A refugee advocate interpreted such injustice, “I was told to find a room for 1500$, but my case officer knows it is impossible. If it were possible, why doesn’t he find it for me?” Arguably, the distribution of humanitarian assistance achieves the exact opposite of its stated objective. While it does little to prevent destitution, it dehumanizingly labels refugees as a burdensome, problematic and overly-demanding group that fails to appreciate the compassionate assistance and ostensible effort put in their care.

Faced by daily displays of emotional refugees, even security guards may lose the little empathy they had, addressing everyone with unsympathetic indifference, as tempers reach boiling point. An outspoken refugee who witnessed the wheelchair incident revealed that “The police had arrived. He was restrained and placed on the wheelchair. It was embarrassing to be a refugee. Anyone outside would see him and say ‘Refugees are crazy!’”
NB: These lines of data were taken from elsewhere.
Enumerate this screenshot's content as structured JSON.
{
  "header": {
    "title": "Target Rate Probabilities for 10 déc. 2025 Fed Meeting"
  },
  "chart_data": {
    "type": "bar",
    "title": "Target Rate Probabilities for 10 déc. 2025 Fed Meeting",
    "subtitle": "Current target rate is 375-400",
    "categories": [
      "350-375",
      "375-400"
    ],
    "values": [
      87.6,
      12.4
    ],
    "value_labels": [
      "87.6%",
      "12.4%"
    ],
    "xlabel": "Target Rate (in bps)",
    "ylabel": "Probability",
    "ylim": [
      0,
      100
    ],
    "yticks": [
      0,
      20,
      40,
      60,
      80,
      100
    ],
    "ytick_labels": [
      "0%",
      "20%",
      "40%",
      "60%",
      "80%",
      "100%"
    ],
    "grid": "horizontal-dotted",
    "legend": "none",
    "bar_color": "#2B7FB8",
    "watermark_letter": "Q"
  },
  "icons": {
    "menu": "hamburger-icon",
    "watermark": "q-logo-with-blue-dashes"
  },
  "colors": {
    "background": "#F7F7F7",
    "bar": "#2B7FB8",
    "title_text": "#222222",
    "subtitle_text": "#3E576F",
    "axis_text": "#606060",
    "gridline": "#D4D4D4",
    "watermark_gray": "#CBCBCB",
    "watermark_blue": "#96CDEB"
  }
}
Fourth, it appears obvious that overly dehumanizing conditions can be either interiorized or resisted by refugees. A refugee advocate explained, “We should find a smarter way to solve our problems without giving people the opportunity to think that refugees are crazy. As refugees we should do something smart, something beautiful. Any injustice is an injustice, but it is also an opportunity for us to show it to the public.”

His words carried wisdom gained through years of imposed hardship, “We have to cure the disease, not cure the symptoms.” Focus ought to be drawn on the general context, rather than the outcome of individual behaviour, whether it is restrained and submissive, or not.

Vision First vigorously wages non-violence against social injustice, especially when sanctioned by state power in the unjust oppression of the most vulnerable in society, irrespective of immigration status.

An onerous corollary is our duty to expose and eliminate any form of violence in what, as a fifth point, can be said to emerge as the ongoing securitization of refugee welfare, manifested in the slums, food distribution, detention, criminal prosecutions, and manhandling of refugees.

Lastly, would Social Welfare Department staff shoved and pushed protesting refugees? Would the SWD condone such unwarranted conduct by its own security guards?